Friday, August 19, 2005

Fran Pridham

Been away for a bit. A weekend in the Lake District and personal stuff to sort out. Anyway, I thought I'd come back with a couple of poems by Fran Pridham, who's my fellow editor on Brando's Hat. Here's what Amanda Dalton said about her:

'Fran Pridham creates vivid domestic landscapes... Weaving through these places are her often painful explorations of emotion and relationships. The poems enter dark territory as they look at transience and our attempts to cope with loss; eruptions of violence, and a sense of the alone. But these are not entirely bleak poems: Pridham writes of hope, of moments of beauty, the leveling common-sense of children and the 'oneness' "sometimes unexpectedly" discovered..."
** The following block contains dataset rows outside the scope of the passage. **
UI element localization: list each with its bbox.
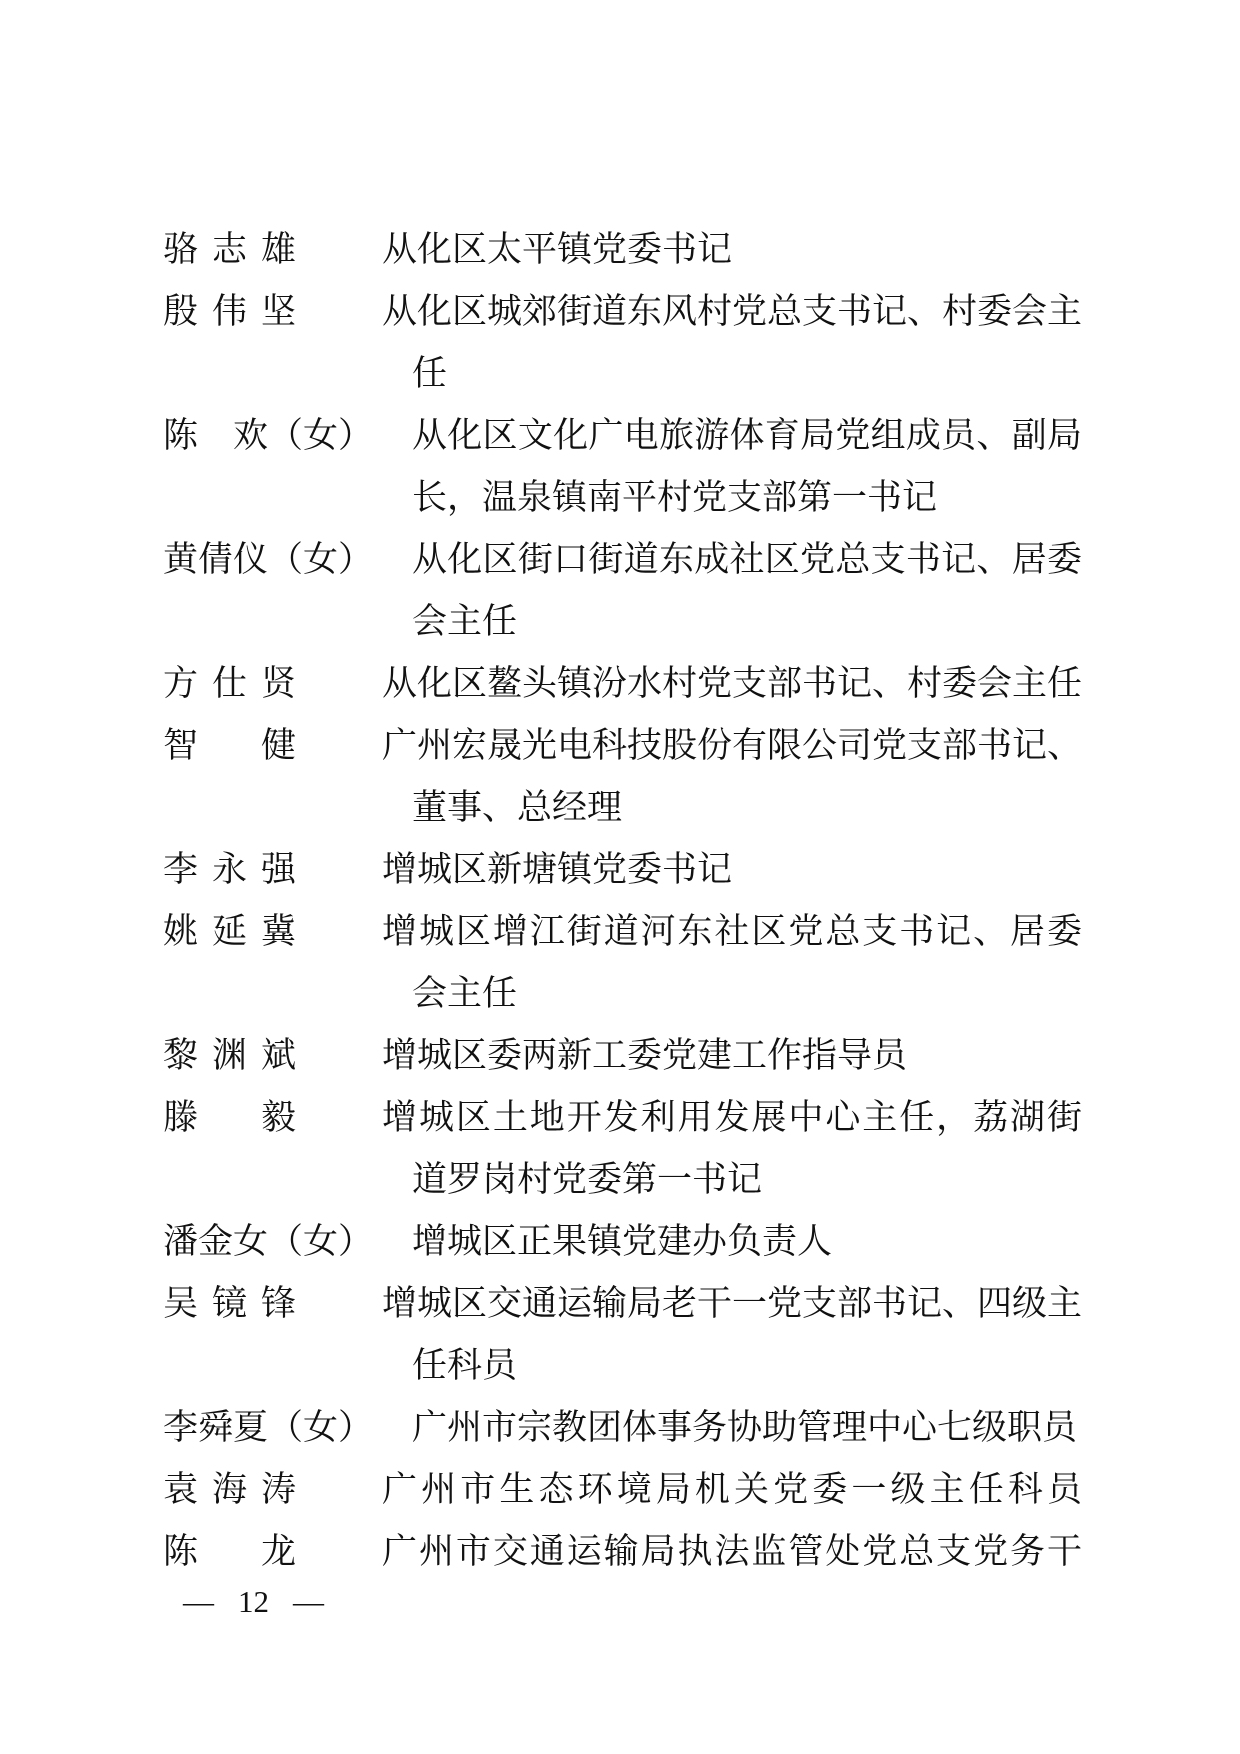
name-column: 李舜夏（女） — [163, 1397, 373, 1459]
name-column: 潘金女（女） — [163, 1211, 373, 1273]
position-title: 从化区太平镇党委书记 — [382, 219, 1082, 281]
roster-entry: 骆志雄从化区太平镇党委书记 — [163, 219, 1103, 281]
title-line: 长，温泉镇南平村党支部第一书记 — [412, 467, 1082, 529]
name-column: 姚延冀 — [163, 901, 310, 963]
title-line: 董事、总经理 — [412, 777, 1082, 839]
person-name: 黄倩仪 — [163, 540, 268, 579]
name-column: 智 健 — [163, 715, 310, 777]
position-title: 增城区新塘镇党委书记 — [382, 839, 1082, 901]
person-name: 潘金女 — [163, 1222, 268, 1261]
position-title: 增城区交通运输局老干一党支部书记、四级主任科员 — [382, 1273, 1082, 1397]
roster-entry: 袁海涛广州市生态环境局机关党委一级主任科员 — [163, 1459, 1103, 1521]
position-title: 增城区增江街道河东社区党总支书记、居委会主任 — [382, 901, 1082, 1025]
person-name: 陈 欢 — [163, 416, 268, 455]
name-column: 吴镜锋 — [163, 1273, 310, 1335]
position-title: 广州宏晟光电科技股份有限公司党支部书记、董事、总经理 — [382, 715, 1082, 839]
position-title: 从化区鳌头镇汾水村党支部书记、村委会主任 — [382, 653, 1082, 715]
page-number: 12 — [238, 1585, 269, 1619]
name-column: 方仕贤 — [163, 653, 310, 715]
title-line: 增城区土地开发利用发展中心主任，荔湖街 — [382, 1087, 1082, 1149]
person-name: 李永强 — [163, 850, 310, 889]
person-name: 姚延冀 — [163, 912, 310, 951]
footer-dash-left: — — [183, 1585, 214, 1619]
person-name: 袁海涛 — [163, 1470, 310, 1509]
title-line: 增城区交通运输局老干一党支部书记、四级主 — [382, 1273, 1082, 1335]
title-line: 增城区新塘镇党委书记 — [382, 839, 1082, 901]
position-title: 从化区街口街道东成社区党总支书记、居委会主任 — [412, 529, 1082, 653]
position-title: 从化区城郊街道东风村党总支书记、村委会主任 — [382, 281, 1082, 405]
roster-entry: 滕 毅增城区土地开发利用发展中心主任，荔湖街道罗岗村党委第一书记 — [163, 1087, 1103, 1211]
name-column: 陈 龙 — [163, 1521, 310, 1583]
title-line: 增城区增江街道河东社区党总支书记、居委 — [382, 901, 1082, 963]
title-line: 广州宏晟光电科技股份有限公司党支部书记、 — [382, 715, 1082, 777]
roster-entry: 智 健广州宏晟光电科技股份有限公司党支部书记、董事、总经理 — [163, 715, 1103, 839]
title-line: 从化区太平镇党委书记 — [382, 219, 1082, 281]
title-line: 会主任 — [412, 591, 1082, 653]
roster-entry: 李永强增城区新塘镇党委书记 — [163, 839, 1103, 901]
position-title: 广州市宗教团体事务协助管理中心七级职员 — [412, 1397, 1082, 1459]
person-name: 骆志雄 — [163, 230, 310, 269]
title-line: 会主任 — [412, 963, 1082, 1025]
title-line: 从化区文化广电旅游体育局党组成员、副局 — [412, 405, 1082, 467]
roster-entry: 方仕贤从化区鳌头镇汾水村党支部书记、村委会主任 — [163, 653, 1103, 715]
title-line: 广州市宗教团体事务协助管理中心七级职员 — [412, 1397, 1082, 1459]
name-column: 李永强 — [163, 839, 310, 901]
position-title: 增城区土地开发利用发展中心主任，荔湖街道罗岗村党委第一书记 — [382, 1087, 1082, 1211]
position-title: 广州市交通运输局执法监管处党总支党务干 — [382, 1521, 1082, 1583]
name-column: 袁海涛 — [163, 1459, 310, 1521]
name-column: 骆志雄 — [163, 219, 310, 281]
position-title: 从化区文化广电旅游体育局党组成员、副局长，温泉镇南平村党支部第一书记 — [412, 405, 1082, 529]
name-column: 殷伟坚 — [163, 281, 310, 343]
title-line: 广州市生态环境局机关党委一级主任科员 — [382, 1459, 1082, 1521]
title-line: 任 — [412, 343, 1082, 405]
roster-entry: 黎渊斌增城区委两新工委党建工作指导员 — [163, 1025, 1103, 1087]
gender-note: （女） — [268, 540, 373, 579]
roster-list: 骆志雄从化区太平镇党委书记殷伟坚从化区城郊街道东风村党总支书记、村委会主任陈 欢… — [163, 219, 1103, 1583]
gender-note: （女） — [268, 416, 373, 455]
roster-entry: 李舜夏（女）广州市宗教团体事务协助管理中心七级职员 — [163, 1397, 1103, 1459]
title-line: 从化区街口街道东成社区党总支书记、居委 — [412, 529, 1082, 591]
person-name: 李舜夏 — [163, 1408, 268, 1447]
title-line: 任科员 — [412, 1335, 1082, 1397]
position-title: 增城区委两新工委党建工作指导员 — [382, 1025, 1082, 1087]
document-page: 骆志雄从化区太平镇党委书记殷伟坚从化区城郊街道东风村党总支书记、村委会主任陈 欢… — [0, 0, 1240, 1754]
person-name: 陈 龙 — [163, 1532, 310, 1571]
roster-entry: 殷伟坚从化区城郊街道东风村党总支书记、村委会主任 — [163, 281, 1103, 405]
roster-entry: 潘金女（女）增城区正果镇党建办负责人 — [163, 1211, 1103, 1273]
title-line: 增城区委两新工委党建工作指导员 — [382, 1025, 1082, 1087]
roster-entry: 陈 龙广州市交通运输局执法监管处党总支党务干 — [163, 1521, 1103, 1583]
roster-entry: 陈 欢（女）从化区文化广电旅游体育局党组成员、副局长，温泉镇南平村党支部第一书记 — [163, 405, 1103, 529]
roster-entry: 黄倩仪（女）从化区街口街道东成社区党总支书记、居委会主任 — [163, 529, 1103, 653]
person-name: 滕 毅 — [163, 1098, 310, 1137]
position-title: 增城区正果镇党建办负责人 — [412, 1211, 1082, 1273]
gender-note: （女） — [268, 1222, 373, 1261]
title-line: 道罗岗村党委第一书记 — [412, 1149, 1082, 1211]
gender-note: （女） — [268, 1408, 373, 1447]
person-name: 吴镜锋 — [163, 1284, 310, 1323]
title-line: 从化区城郊街道东风村党总支书记、村委会主 — [382, 281, 1082, 343]
person-name: 智 健 — [163, 726, 310, 765]
name-column: 滕 毅 — [163, 1087, 310, 1149]
person-name: 方仕贤 — [163, 664, 310, 703]
title-line: 广州市交通运输局执法监管处党总支党务干 — [382, 1521, 1082, 1583]
roster-entry: 姚延冀增城区增江街道河东社区党总支书记、居委会主任 — [163, 901, 1103, 1025]
person-name: 黎渊斌 — [163, 1036, 310, 1075]
name-column: 陈 欢（女） — [163, 405, 373, 467]
footer-dash-right: — — [293, 1585, 324, 1619]
position-title: 广州市生态环境局机关党委一级主任科员 — [382, 1459, 1082, 1521]
name-column: 黎渊斌 — [163, 1025, 310, 1087]
title-line: 增城区正果镇党建办负责人 — [412, 1211, 1082, 1273]
person-name: 殷伟坚 — [163, 292, 310, 331]
page-footer: — 12 — — [183, 1585, 324, 1619]
roster-entry: 吴镜锋增城区交通运输局老干一党支部书记、四级主任科员 — [163, 1273, 1103, 1397]
title-line: 从化区鳌头镇汾水村党支部书记、村委会主任 — [382, 653, 1082, 715]
name-column: 黄倩仪（女） — [163, 529, 373, 591]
Air to breathe, water to swim

The sea breathing on the
shore
in deep asthmatic stone filled breaths
like winter breathing,
sucking warmed air
through rough blankets to ease
constant chest pain
and the cough.

Scrubby wind tugged daisies, leaf stripped
growing in
the slag and coughed up mine dust;
coal rimmed eyes and blue scars that are
not water washed.

Deep sea diving to swim away
the trapped and
breathless sweat of mining.
Finding no clear sunlit water playing
in the
rock filled bladder wrack pools,
only blocked sewage pipes in the harbour's
silted depths.

Alien suited and spluttering
on the man made gas
bubbles, a reckless wish
to wash life away in alcohol-stained
breathing in of man made lead.

Sunday Praise

Each cup of tea he makes she leaves undrunk;
she says he cannot even
tie his laces well.

They meet, eat tacos, sour cream and read
the
papers spread across the table top.
Sunday passers by can glance and through
the steamy cafe's window blur make out
the leather jacket of a man who
eats;
the dark hair of a woman move to turn
and call the waitress for a
glass of milk.

Unremarkable and yet she knows
his flesh; it's
searching movements
which remind her of the oneness that
sometimes,
unexpectedly she can possess.


There's a beautiful poise about her poems, though sometimes they seem almost unbearably sad, and at occasional times almost unbearably happy.